Intel will release their latest Broadwell CPUs next year for mobile market and while there have been a  few leaks which revealed that the chip may arrive on the desktop PC, its Fudzilla that has confirmed that the processor may not be available on the desktop platform.

Intel Broadwell CPUs

Intel Broadwell CPUs May Not Arrive on Desktop PCs - Chipzilla Adopts Two-Year Desktop Upgrade Path

We know that Intel has planned two platforms for launch next year, the Haswell Refresh platform which would feature optimized Haswell cores and the Broadwell platform which would be available on mobile and probably the desktop market too. But the latest reports from Fudzilla reveal that the Broadwell CPUs would not arrive on desktop PCs since Intel is aiming for a two-year release cycle for new chips on the desktop platform. This means that rather than getting new CPUs and motherboards to upgrade each year, Intel would launch a new platform for desktop every two years including a refresh platform that would be an optimized and improved version of their new chips.

I do want to point out the 9-series power supply rating and configuration chart that was leaked a while ago by VR-Zone that mentioned the new chipset would support Broadwell and it doesn't makes sense that why would Intel impose new power ratings in a upcoming chipset that is supposed to feature the same refreshed processor architecture (Haswell).
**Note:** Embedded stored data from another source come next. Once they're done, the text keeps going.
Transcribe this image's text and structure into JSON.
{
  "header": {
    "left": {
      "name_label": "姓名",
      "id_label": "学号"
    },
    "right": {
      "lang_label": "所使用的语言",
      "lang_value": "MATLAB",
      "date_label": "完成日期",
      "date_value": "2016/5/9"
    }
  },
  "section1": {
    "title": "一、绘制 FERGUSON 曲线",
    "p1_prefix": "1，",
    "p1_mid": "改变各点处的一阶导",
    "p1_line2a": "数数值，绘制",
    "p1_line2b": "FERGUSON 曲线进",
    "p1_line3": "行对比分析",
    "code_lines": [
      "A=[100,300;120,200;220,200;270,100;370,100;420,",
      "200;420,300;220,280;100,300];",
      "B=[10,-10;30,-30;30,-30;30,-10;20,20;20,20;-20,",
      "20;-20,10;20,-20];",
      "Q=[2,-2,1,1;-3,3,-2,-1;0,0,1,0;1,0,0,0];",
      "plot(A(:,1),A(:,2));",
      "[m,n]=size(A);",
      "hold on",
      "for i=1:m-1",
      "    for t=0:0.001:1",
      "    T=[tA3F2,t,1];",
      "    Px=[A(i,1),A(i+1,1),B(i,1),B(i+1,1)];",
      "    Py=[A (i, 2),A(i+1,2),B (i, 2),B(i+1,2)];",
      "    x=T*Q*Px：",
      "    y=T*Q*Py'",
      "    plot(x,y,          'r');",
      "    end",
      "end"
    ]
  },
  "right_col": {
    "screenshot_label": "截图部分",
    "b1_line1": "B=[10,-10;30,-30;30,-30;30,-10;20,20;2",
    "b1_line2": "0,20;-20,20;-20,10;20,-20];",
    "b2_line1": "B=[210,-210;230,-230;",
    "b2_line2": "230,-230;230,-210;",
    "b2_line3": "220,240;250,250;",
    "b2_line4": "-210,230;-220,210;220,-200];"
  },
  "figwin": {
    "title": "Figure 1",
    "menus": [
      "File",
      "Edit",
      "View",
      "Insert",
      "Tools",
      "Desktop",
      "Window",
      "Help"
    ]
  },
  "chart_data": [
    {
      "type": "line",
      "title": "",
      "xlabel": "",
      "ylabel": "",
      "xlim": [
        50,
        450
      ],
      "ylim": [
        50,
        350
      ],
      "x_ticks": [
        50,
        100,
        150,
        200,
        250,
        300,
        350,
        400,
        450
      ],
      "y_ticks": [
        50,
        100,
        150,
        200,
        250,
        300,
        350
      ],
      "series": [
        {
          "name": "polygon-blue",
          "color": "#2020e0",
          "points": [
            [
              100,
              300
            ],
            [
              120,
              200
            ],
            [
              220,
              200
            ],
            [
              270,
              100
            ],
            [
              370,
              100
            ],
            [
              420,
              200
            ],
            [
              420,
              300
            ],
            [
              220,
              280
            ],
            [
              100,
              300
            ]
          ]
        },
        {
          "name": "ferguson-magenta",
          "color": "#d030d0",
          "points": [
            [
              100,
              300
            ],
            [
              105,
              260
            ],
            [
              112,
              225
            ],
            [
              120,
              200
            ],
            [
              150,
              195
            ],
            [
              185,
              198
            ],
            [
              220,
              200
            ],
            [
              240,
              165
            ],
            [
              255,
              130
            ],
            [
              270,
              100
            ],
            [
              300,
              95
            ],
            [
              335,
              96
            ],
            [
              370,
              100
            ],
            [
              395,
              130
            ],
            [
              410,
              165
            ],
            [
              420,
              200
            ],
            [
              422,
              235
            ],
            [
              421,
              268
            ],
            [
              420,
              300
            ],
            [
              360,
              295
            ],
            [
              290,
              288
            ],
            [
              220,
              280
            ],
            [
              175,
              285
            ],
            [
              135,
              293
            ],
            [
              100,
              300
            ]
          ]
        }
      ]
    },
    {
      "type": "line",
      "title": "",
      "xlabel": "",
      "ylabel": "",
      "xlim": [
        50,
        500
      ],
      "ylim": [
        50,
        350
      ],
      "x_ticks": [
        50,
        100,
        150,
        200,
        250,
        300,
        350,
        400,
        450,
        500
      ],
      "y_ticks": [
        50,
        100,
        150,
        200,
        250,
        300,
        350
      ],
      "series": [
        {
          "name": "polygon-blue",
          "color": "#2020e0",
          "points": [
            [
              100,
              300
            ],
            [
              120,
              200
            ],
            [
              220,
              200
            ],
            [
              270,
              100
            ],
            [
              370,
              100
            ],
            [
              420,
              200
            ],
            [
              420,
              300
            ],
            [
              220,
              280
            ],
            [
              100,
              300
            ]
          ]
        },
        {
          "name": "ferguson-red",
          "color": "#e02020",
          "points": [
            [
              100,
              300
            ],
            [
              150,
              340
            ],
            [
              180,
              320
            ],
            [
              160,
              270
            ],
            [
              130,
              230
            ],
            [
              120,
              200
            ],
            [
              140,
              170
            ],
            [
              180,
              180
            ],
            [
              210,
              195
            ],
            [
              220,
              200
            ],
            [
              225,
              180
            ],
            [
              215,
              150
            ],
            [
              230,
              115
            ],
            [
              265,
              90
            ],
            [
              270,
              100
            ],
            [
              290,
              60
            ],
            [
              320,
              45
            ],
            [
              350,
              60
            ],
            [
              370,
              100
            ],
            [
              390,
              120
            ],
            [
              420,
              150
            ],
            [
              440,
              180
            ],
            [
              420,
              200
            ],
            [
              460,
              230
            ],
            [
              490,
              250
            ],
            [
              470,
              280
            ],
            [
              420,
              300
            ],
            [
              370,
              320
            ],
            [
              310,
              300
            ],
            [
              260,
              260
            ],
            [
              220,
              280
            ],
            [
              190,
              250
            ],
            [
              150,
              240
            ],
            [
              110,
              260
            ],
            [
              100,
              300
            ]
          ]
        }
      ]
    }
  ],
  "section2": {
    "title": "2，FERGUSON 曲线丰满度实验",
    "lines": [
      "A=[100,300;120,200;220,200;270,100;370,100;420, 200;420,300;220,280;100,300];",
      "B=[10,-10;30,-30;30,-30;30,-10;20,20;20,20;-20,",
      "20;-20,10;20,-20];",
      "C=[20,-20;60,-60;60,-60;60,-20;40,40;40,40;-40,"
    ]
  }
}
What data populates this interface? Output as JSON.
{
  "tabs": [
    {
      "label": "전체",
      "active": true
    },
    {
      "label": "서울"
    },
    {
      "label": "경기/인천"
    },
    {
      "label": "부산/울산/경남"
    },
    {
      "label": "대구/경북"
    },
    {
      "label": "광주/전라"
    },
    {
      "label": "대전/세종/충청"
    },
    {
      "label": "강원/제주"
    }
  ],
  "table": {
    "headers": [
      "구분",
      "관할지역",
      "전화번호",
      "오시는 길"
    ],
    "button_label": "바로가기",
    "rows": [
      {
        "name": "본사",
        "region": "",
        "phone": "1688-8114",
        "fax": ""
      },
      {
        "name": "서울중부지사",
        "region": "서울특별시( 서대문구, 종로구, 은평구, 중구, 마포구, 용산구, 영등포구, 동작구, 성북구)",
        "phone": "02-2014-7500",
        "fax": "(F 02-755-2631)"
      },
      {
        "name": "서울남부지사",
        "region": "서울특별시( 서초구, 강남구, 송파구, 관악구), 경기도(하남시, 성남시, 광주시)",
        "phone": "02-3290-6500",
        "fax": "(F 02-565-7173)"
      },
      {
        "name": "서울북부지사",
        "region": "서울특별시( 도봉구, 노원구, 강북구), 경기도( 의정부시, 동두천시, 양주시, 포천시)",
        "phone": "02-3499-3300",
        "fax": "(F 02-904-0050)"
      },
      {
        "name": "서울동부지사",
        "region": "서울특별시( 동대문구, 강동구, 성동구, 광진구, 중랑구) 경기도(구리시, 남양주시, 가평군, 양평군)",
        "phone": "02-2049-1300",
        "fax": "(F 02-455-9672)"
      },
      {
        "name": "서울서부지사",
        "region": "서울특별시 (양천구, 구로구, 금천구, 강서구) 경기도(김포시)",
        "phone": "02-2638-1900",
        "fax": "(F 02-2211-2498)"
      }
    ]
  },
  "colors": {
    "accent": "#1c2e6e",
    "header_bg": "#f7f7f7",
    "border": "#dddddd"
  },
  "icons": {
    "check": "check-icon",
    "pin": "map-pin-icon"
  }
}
This certainly needs to be cleared out since it doesn't makes any sense to have both the Haswell refresh and Broadwell chips out on a new chipset at the same time.

While Intel's switch to a two year roadmap may sound grim to the desktop enthusiasts, i think its a more sensible approach since looking at the performance gains we get through a year over year upgrade path aka TickTock which are starting to get less impressive each year, its better to wait out a few years before releasing a totally new platform. It is mentioned in Intel's own charts that an average desktop PC is 4 years old meaning that it takes atleast 4 years before PC users upgrade to a new platform. Both the mainstream and high-end desktop platforms from Intel would see this two year upgrade path with both Skylake and Haswell-E available to users by 2015 and their successors in 2017.